The Iranian company's reach extended to France as well. Emennet Pasargad unlawfully gained access to a French subscriber database and advertised its contents for sale on the dark web. The company also demonstrated a taste for manipulating public events. They compromised advertising billboards to spread disinformation during the 2024 Paris Olympic Games. These are not the actions of crude cybercriminals, but rather the calculated operations of a state-directed outfit.
Beijing's entities tell a different story. Integrity Technology Group was found to have enabled hacks of over 65,000 devices across six member states. Between 2022 and 2023, more than 65,000 devices were hacked across six member states through technical and material support linked to the company. The second Chinese target, Anxun Information Technology, carried even greater ambition. Anxun Information Technology has provided hacking services aimed at the critical infrastructure and critical functions of member states and third countries.
The response from Beijing was swift and defensive. China's foreign ministry spokesman said the country firmly opposes the EU's "unlawful, unilateral sanctions" against Chinese entities and urged the EU to "rectify its erroneous practices." This rhetorical flourish glosses over the substantive allegations. The question Beijing refuses to address is straightforward: if these companies are not engaged in state-directed cyber operations, why are their executives central to networks targeting critical European infrastructure?
The sanctions regime itself carries real teeth. Those listed are subject to an asset freeze, and EU citizens and companies are forbidden from making funds, financial assets or economic resources available to them. Individuals face travel bans within the Union. With today's listings the EU horizontal cyber sanctions regime now applies to 19 individuals and 7 entities.
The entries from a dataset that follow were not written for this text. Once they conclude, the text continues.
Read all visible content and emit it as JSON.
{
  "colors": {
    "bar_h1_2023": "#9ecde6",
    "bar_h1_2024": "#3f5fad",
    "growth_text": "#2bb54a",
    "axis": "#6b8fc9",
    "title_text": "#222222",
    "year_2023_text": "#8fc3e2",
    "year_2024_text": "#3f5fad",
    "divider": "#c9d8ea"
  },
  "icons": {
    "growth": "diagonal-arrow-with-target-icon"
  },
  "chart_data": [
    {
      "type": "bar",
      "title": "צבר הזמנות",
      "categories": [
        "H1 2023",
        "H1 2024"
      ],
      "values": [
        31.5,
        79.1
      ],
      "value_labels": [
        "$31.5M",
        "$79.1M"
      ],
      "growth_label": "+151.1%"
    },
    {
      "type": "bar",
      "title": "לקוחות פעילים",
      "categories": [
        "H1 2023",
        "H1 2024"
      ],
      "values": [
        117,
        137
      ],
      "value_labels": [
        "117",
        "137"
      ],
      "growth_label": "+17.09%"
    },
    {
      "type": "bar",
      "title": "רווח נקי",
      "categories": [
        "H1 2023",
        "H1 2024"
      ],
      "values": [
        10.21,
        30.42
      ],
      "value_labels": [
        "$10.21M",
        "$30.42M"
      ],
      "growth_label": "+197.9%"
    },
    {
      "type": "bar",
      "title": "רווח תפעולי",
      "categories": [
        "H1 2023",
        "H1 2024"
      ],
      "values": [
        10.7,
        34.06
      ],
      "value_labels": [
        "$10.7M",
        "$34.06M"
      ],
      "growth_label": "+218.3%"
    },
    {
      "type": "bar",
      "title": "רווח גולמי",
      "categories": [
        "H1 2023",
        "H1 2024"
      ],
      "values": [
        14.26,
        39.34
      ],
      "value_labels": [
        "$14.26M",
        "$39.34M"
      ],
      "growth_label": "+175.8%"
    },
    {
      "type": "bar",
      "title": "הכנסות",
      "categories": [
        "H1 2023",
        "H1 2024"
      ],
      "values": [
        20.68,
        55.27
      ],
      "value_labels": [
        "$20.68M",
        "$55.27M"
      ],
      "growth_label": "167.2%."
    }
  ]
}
What remains unclear is whether economic penalties alone will deter state-directed hacking operations. The US Treasury sanctioned Integrity Technology in January 2025 without apparent effect. The firm's ties to the Chinese state run deep; it is not simply a rogue actor operating against government wishes. The EU sanctions reflect intensified coordination among Western governments to combat cyber-enabled threats by targeting both Chinese and Iranian cyber actors. Whether that coordination translates into genuine operational disruption, or merely signals disapproval, will become apparent only when these networks resume operations under new cover identities.